Quarterly report pursuant to Section 13 or 15(d)

Organization and Description of Business

v3.10.0.1
Organization and Description of Business
6 Months Ended
Jun. 30, 2018
Organization Consolidation And Presentation Of Financial Statements [Abstract]  
Organization and Description of Business

1. Organization and Description of Business

CymaBay Therapeutics, Inc. (the “Company” or “CymaBay”) is a clinical-stage biopharmaceutical company focused on developing and providing access to innovative therapies for patients with liver and other chronic diseases with high unmet medical need. The Company’s two key clinical development candidates are seladelpar (MBX-8025) and arhalofenate. Seladelpar is currently being developed for the treatment of primary biliary cholangitis (PBC) and the Company is also developing seladelpar for the treatment of nonalcoholic steatohepatitis (NASH). Arhalofenate is being developed for the treatment of gout and has been out-licensed in the United States. The Company was incorporated in Delaware in October 1988 as Transtech Corporation. The Company’s headquarters and operations are located in Newark, California and it operates in one segment.

Liquidity

The Company has incurred net operating losses and negative cash flows from operations since its inception. During the six months ended June 30, 2018, the Company incurred a net loss of $34.5 million and used $19.3 million of cash in operations. At June 30, 2018, the Company had an accumulated deficit of $485.1 million. CymaBay expects to incur substantial research and development expenses as it continues to study its product candidates in clinical trials. To date, none of the Company’s product candidates have been approved for marketing and sale, and the Company has not recorded any revenue from product sales. As a result, management expects operating losses to continue in future years. The Company’s ability to achieve profitability is dependent primarily on its ability to successfully develop, acquire or in-license additional product candidates, continue clinical trials for product candidates currently in clinical development, obtain regulatory approvals, and support commercialization activities for partnered product candidates. Products developed by the Company will require approval of the U.S. Food and Drug Administration (FDA) or a foreign regulatory authority prior to commercial sale. The regulatory approval process is expensive, time-consuming, and uncertain, and any denial or delay of approval could have a material adverse effect on the Company. Even if approved, the Company’s products may not achieve market acceptance and will face competition from both generic and branded pharmaceutical products.
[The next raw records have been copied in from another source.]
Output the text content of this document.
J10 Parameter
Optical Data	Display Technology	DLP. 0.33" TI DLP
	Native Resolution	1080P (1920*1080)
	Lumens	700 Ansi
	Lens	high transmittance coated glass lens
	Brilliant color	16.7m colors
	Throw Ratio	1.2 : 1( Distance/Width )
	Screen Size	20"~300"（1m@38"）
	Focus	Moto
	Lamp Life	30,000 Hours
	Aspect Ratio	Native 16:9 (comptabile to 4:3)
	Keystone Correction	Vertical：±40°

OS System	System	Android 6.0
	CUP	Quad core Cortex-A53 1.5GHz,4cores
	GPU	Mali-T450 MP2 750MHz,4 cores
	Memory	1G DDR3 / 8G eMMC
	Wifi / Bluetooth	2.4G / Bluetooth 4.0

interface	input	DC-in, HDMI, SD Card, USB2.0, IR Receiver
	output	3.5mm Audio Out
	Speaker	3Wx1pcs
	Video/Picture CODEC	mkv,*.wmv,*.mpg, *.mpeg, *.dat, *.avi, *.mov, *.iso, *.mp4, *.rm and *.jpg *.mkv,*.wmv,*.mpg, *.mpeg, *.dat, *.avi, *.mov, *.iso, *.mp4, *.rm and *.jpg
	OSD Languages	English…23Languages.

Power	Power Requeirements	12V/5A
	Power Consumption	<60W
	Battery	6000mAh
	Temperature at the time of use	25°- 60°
From January through June 1, 2018, the Company paid $1.6 million of principal payments due under its term loan facility with Oxford Finance LLC and Silicon Valley Bank. On June 4, 2018, the Company repaid in full the remaining outstanding balance of the 2015 Term Loan Facility of $4.2 million plus a final fee of $0.7 million (See Note 5). 

As of June 30, 2018, the Company’s cash, cash equivalents and marketable securities totaled $212.1 million. The Company believes these funds are sufficient to fund the Company’s current operating plan into 2021. The Company expects to incur substantial expenditures in the future for the development and potential commercialization of its product candidates. Because of this, the Company expects its future liquidity and capital resource needs will be impacted by numerous factors, including but not limited to, the ongoing Phase 2b clinical trial activities in NASH, and most significantly, the timing and conduct of additional PBC development activities, including an ongoing Phase 2 clinical trial, a planned Phase 3 clinical trial, and other new drug application (NDA)-enabling studies. The Company has obtained and expects to obtain additional funding to develop its products and fund future operating losses, as appropriate, through equity offerings; debt financing; its existing license and collaboration arrangement with Kowa Pharmaceutical America, Inc. (Kowa); one or more possible licenses, collaborations or other similar arrangements with respect to development and/or commercialization rights of its product candidates; or a combination of the above. It is unclear if or when any such transactions will occur, on satisfactory terms or at all. The Company’s failure to raise capital as and when needed could have a negative impact on its financial condition and its ability to pursue its business strategies. If adequate funds are not available to the Company, it could have a material adverse effect on the Company’s business, results of operations, and financial condition.